На сад я как-то мало обратил внимания в первые минуты. Приятно мелькнула зелень перед глазами, вдруг отошел, стал глухим и мягким непрерывный городской шум; утомленные, окаменевшие ноги отрадно почувствовали мягкую податливость гравия, усыпающего дорожки, и это было пока все, что дал мне сад. Вся же острота внимания моего была немедленно обращена на зверинец, на эти павильоны, клетки, проволочные и железные загородки, каменные бассейны и гроты, где смутно и заманчиво мелькнули на отдалении многочисленные движущиеся фигуры зверей с их характерными, звериными и птичьими, столь отличными от человека очертаниями и окраской.
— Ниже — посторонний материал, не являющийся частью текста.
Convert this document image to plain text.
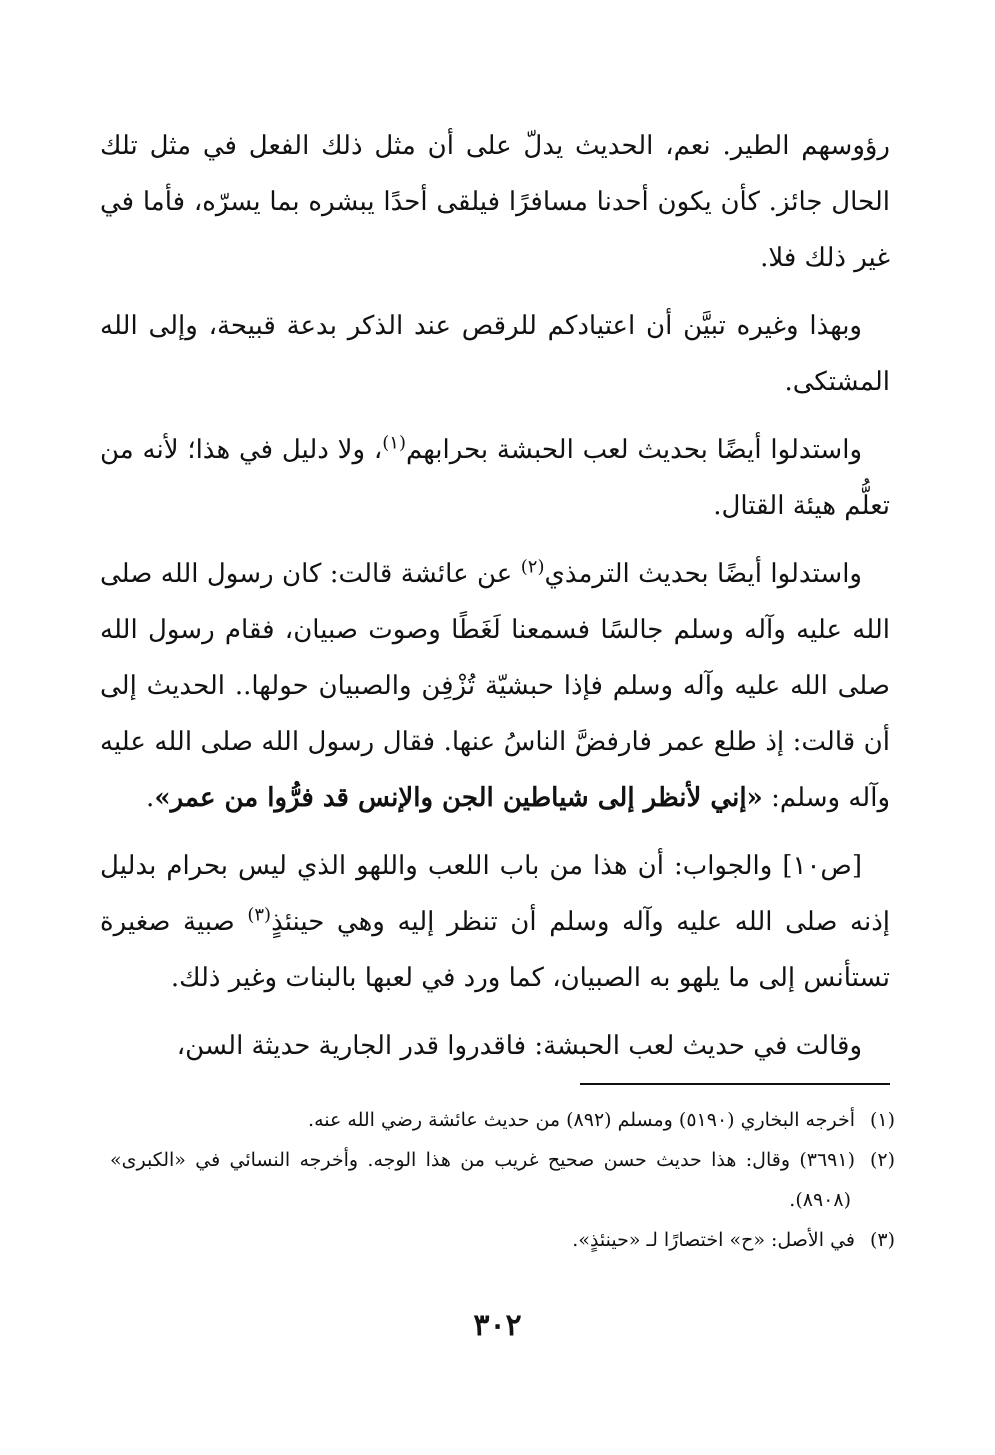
رؤوسهم الطير. نعم، الحديث يدلّ على أن مثل ذلك الفعل في مثل تلك الحال جائز. كأن يكون أحدنا مسافرًا فيلقى أحدًا يبشره بما يسرّه، فأما في غير ذلك فلا.

وبهذا وغيره تبيَّن أن اعتيادكم للرقص عند الذكر بدعة قبيحة، وإلى الله المشتكى.

واستدلوا أيضًا بحديث لعب الحبشة بحرابهم$^{(١)}$، ولا دليل في هذا؛ لأنه من تعلُّم هيئة القتال.

واستدلوا أيضًا بحديث الترمذي$^{(٢)}$ عن عائشة قالت: كان رسول الله صلى الله عليه وآله وسلم جالسًا فسمعنا لَغَطًا وصوت صبيان، فقام رسول الله صلى الله عليه وآله وسلم فإذا حبشيّة تُزْفِن والصبيان حولها.. الحديث إلى أن قالت: إذ طلع عمر فارفضَّ الناسُ عنها. فقال رسول الله صلى الله عليه وآله وسلم: «إني لأنظر إلى شياطين الجن والإنس قد فرُّوا من عمر».

[ص١٠] والجواب: أن هذا من باب اللعب واللهو الذي ليس بحرام بدليل إذنه صلى الله عليه وآله وسلم أن تنظر إليه وهي حينئذٍ$^{(٣)}$ صبية صغيرة تستأنس إلى ما يلهو به الصبيان، كما ورد في لعبها بالبنات وغير ذلك.

وقالت في حديث لعب الحبشة: فاقدروا قدر الجارية حديثة السن،

(١)أخرجه البخاري (٥١٩٠) ومسلم (٨٩٢) من حديث عائشة رضي الله عنه.

(٢)(٣٦٩١) وقال: هذا حديث حسن صحيح غريب من هذا الوجه. وأخرجه النسائي في «الكبرى» (٨٩٠٨).

(٣)في الأصل: «ح» اختصارًا لـ «حينئذٍ».

٣٠٢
Очень возможно, – это случилось потому, что и все другие люди, одновременно со мной вошедшие в сад, не обнаружили никакого интереса к деревьям и зелени, а все сразу, жадно любопытствуя, устремились к зверям. И первое время, подобно им, я был очень поверхностен в осмотре, перебегал от одной клетки к другой, из павильона в павильон, почти сразу увидел огромный, мясистый, отвратительный рот гиппопотама, высовывающийся из грязной воды, и каких-то маленьких, отчаянно горланящих птичек; посмеялся перед обезьянами, успел бросить хлеба медведям, – и в полчаса, должно быть, обежал весь огромный, крайне богатый зверинец.

Потом оторвался от толпы и сел, окончательно сраженный жарою, чувствуя с отвращением, что мой крахмальный высокий воротничок раскис, обрюзг, съежился, перекосился, как старчески неопрятная физиономия после сильной попойки. У нас в лесу к вечеру становится всегда прохладнее, а здесь железо и камень, набирая тепло, к вечеру душат город, как разбойники. Сидеть было легче; и притом сел я очень удобно, возле самой клетки с тиграми и львами. Но уже вскоре я раскаялся, что выбрал такое место.

Дело в том, что, приглядываясь к метавшимся в клетке зверям, я вдруг заметил, что им жарко, нестерпимо жарко, жарче, кажется, чем даже мне. И, помню, я слегка рассердился, так это показалось мне дико.

– Симуляция, мой друг, симуляция! – мысленно сказал я бенгальскому тигру, тщетно стараясь встретить его мерцающий, загадочный взгляд. – Ты не белый медведь с северного полюса, ты из Индии, ты привык к такому солнцу, перед которым наше не жарче переносной печки. Зачем же ты притворяешься?

Но потом пригляделся еще и еще; вспомнил все эти понурые тела, устало и непрерывно шагающие или бессильно распластавшиеся на досках, вспомнил теплую, нагретую, как в ванне, грязную воду, из которой просяще высовывалась толстая, глупая рожа гиппопотама с крохотными глазками; и понял со страхом, что не одному тигру, а всем им нестерпимо жарко; что весь этот звериный, птичий, водяной мир вокруг меня задыхается от неестественной, дикой, нелепой жары. Задыхается молча, не жалуясь, никем не понимаемый, одинокий в звериной пестроте своей.

И опять я искал глаз тигра, но теперь уже с другой целью: мне хотелось выразить ему сочувствие. Не пожать ему лапу, на это я не решился бы, но просто с лаской и грустью взглянуть ему в глаза. Но я был чужд ему со всем моим идиотским сочувствием; я не существовал для него, и все так же упорно, все тем же загадочно мерцающим взглядом он смотрел перед собой. И только на поворотах, слегка подняв голову, он окидывал глазами сад, и в этом движении мною почувствовалось что-то разумное, понятное.